Por lo menos así se percibe. Los exaliados oficialistas, Cambio Democrático y el Partido Panameñista, intentaban ayer mejorar su imagen ante los ciudadanos.

En las últimas semanas, ambos colectivos han sido los protagonistas de una intensa disputa en la que han sobrado los insultos, acusaciones y recriminaciones políticas.
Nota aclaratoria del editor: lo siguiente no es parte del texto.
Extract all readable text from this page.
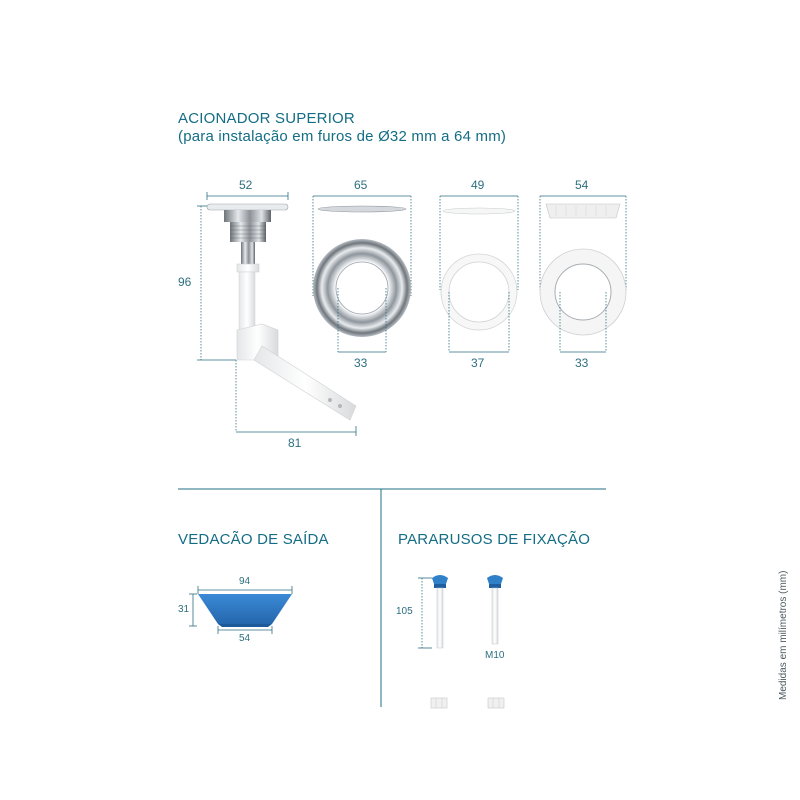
ACIONADOR SUPERIOR
(para instalação em furos de Ø32 mm a 64 mm)
VEDACÃO DE SAÍDA	PARARUSOS DE FIXAÇÃO
52
96
81
65
33
49
37
54
33
94
31
54
105
M10	Medidas em milímetros (mm)
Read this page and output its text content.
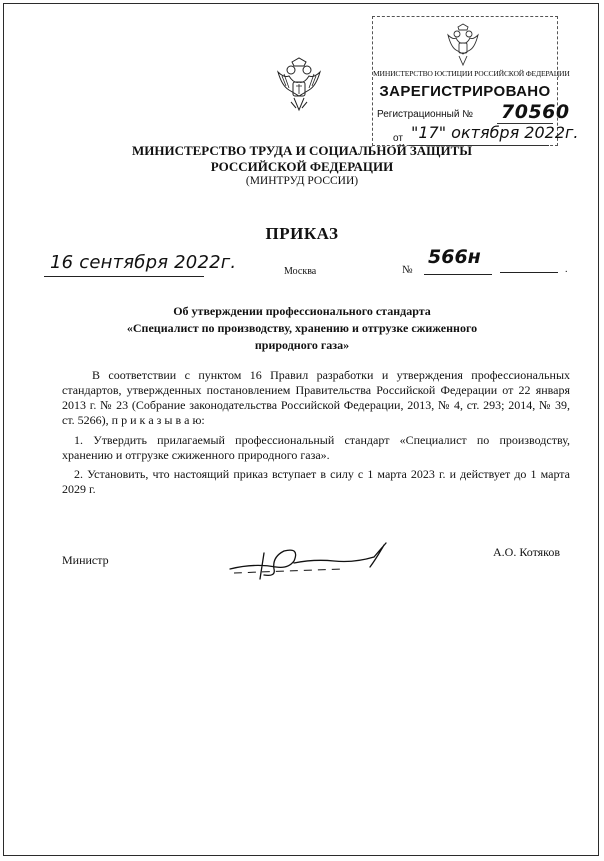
МИНИСТЕРСТВО ЮСТИЦИИ РОССИЙСКОЙ ФЕДЕРАЦИИ
ЗАРЕГИСТРИРОВАНО
Регистрационный № 70560
от "17" октября 2022г.
МИНИСТЕРСТВО ТРУДА И СОЦИАЛЬНОЙ ЗАЩИТЫ
РОССИЙСКОЙ ФЕДЕРАЦИИ
(МИНТРУД РОССИИ)
ПРИКАЗ
16 сентября 2022г.	Москва	№
566н
.
Об утверждении профессионального стандарта
«Специалист по производству, хранению и отгрузке сжиженного
природного газа»
В соответствии с пунктом 16 Правил разработки и утверждения профессиональных стандартов, утвержденных постановлением Правительства Российской Федерации от 22 января 2013 г. № 23 (Собрание законодательства Российской Федерации, 2013, № 4, ст. 293; 2014, № 39, ст. 5266), п р и к а з ы в а ю:
1. Утвердить прилагаемый профессиональный стандарт «Специалист по производству, хранению и отгрузке сжиженного природного газа».
2. Установить, что настоящий приказ вступает в силу с 1 марта 2023 г. и действует до 1 марта 2029 г.
Министр
А.О. Котяков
El matrimonio que sostuvieron por más de dos años se quebró y las figuras que lideran ambos colectivos salieron afectadas.

A pesar de que los casos de dengue, sobre todo dengue hemorrágico, han cobrado la vida de varias personas en los últimos meses, hasta ahora se activa un operativo gubernamental contra los criaderos de mosquito.

El operativo no es malo, por el contrario, debería ser constante. Que los funcionarios públicos, incluyendo a los de alto rango, salgan a las calles a recoger basura y minimizar los efectos de este problema sanitario, no es negativo. Lo cuestionable es que se realice en medio de una crisis gubernamental, en la que las encuestas castigan al Gobierno.

Por otro lado, los líderes del panameñismo están empeñados en hacer campaña política con miras a las elecciones del 2014. Sus discursos ahora son contra aquellos que hace algunas semanas eran sus aliados en Gobierno. Muchos de los programas y proyectos que se ejecutan en la actualidad fueron elaborados y gestionados por panameñistas.

Los partidos políticos deben reivindicarse ante los electores. La mejor manera de hacerlo es trabajando en serio, dejando a un lado los intereses partidistas.